È la quarta pellicola questo Assassinio sull’Orient Express (la prima, quella di Sidney Lumet, risale al 1974), ed è sicuramente questa un’edizione più fortunata rispetto alle precedenti: il cinema progredisce e così una rappresentazione si arricchisce di dettagli e particolari che mancavano alle precedenti. Certo non è facile oggi per il genere giallo, quello di stampo classico in particolar modo, trovare terreno e consenso nel panorama contemporaneo fatto di sequel, reboot, e spin-off spettacolari, ma se alla regia si trova un grande regista come Kenneth Branagh l’impresa non è poi così impossibile.
Il merito del regista e interprete del film è quello di dare i giusti accorgimenti (tecnici in particolar modo) con qualche tocco personale per rendere appetibile, anche per un pubblico giovane, l’opera di Agatha Christie.

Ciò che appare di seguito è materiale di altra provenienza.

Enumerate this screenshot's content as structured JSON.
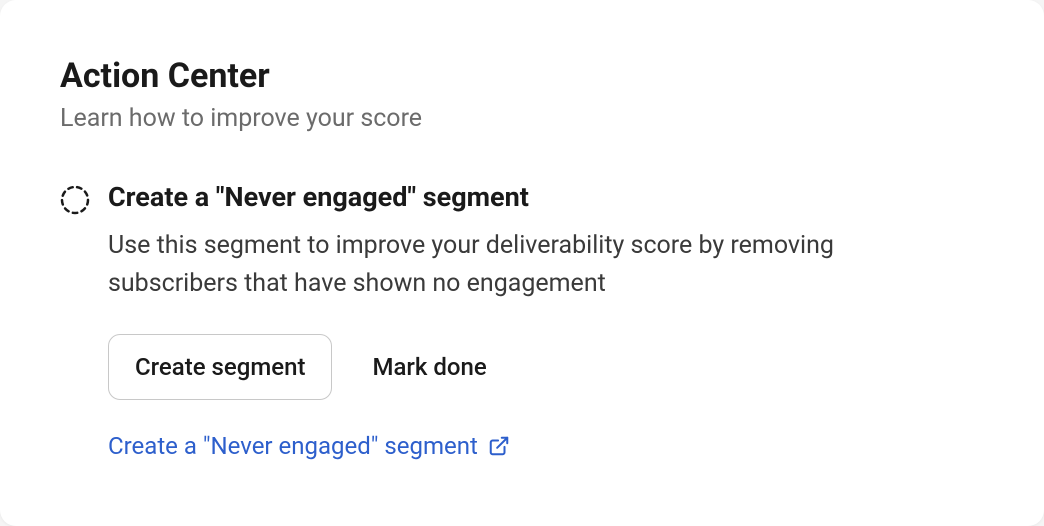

C’è un uso fantastico degli sfondi, con il passaggio dei caldi luoghi mediorientali di Gerusalemme fino a quelli innevati delle catene montuose della Jugoslavia: squarci fotografici che restano nella memoria dello spettatore per la bellezza delle inquadrature. Un ottimo uso del CGI, seppur minimale, che dà quel taglio di modernità tipico di una pellicola contemporanea (è fantastica da questo punto di vista la scena della valanga che porta al blocco prolungato del convoglio).
Un uso inoltre ponderato e meticoloso della videocamera riesce inoltre evidenziare la cura particolare sui dettagli stilistici, ridestando così le atmosfere di fine Ottocento descritte nel libro; su questo poi sono affascinanti alcune inquadrature volute da Branagh che sono come una sorta di sguardo incarnato dello spettatore che sembra seguire lo svolgimento delle azioni in diretta, dall’esterno o dall’alto.
Nel cast spicca fra i tanti mostri sacri (Johnny Depp, Judy Dench, Michelle Pfeiffer, Penélope Cruz ad esempio) e nuove rivelazioni del pantheon cinematografico (Daisy Ridley è notevole in questo film) proprio Kenneth Branagh che definisce il suo Poirot in una nuova chiave quasi shakespeariana, ma bellissima e carica di emotività: nella trama, conosciuta (l’indagine dell’ispettore belga sul treno riguardo la morte di un certo Ratchett), quello che si assiste è il cammino interiore di un uomo che legato a una visione drastica della vita , cioè la sola esistenza delle categorie di “giusto” e “sbagliato”, si ritrova sfidato non tanto nella semplice risoluzione di un caso, ma quanto nell’accettazione di una “terza via” che mette in crisi la sua logica. E non è un caso che Branagh abbia proprio lasciato più spazio al suo protagonista, con il suo ingegno, le sue bonarie abitudini, la sua pignoleria, il suo dissidio, che a uno svolgimento puramente “giallo” della pellicola: di questo l’evidenza non è tanto la presenza di tagli sulla trama originale, quanto la rapidità, imprecisa, su cui si arriva alla fine. Meno giallo ma più introspezione è quindi la formula che il regista ha usato: se da un lato può lasciare un certo amaro agli amanti del genere, dall’altro però i personaggi (Poirot su tutti) trovano quell’affinità con il pubblico che non a caso la Christie cercava per i suoi rispetto ai lettori.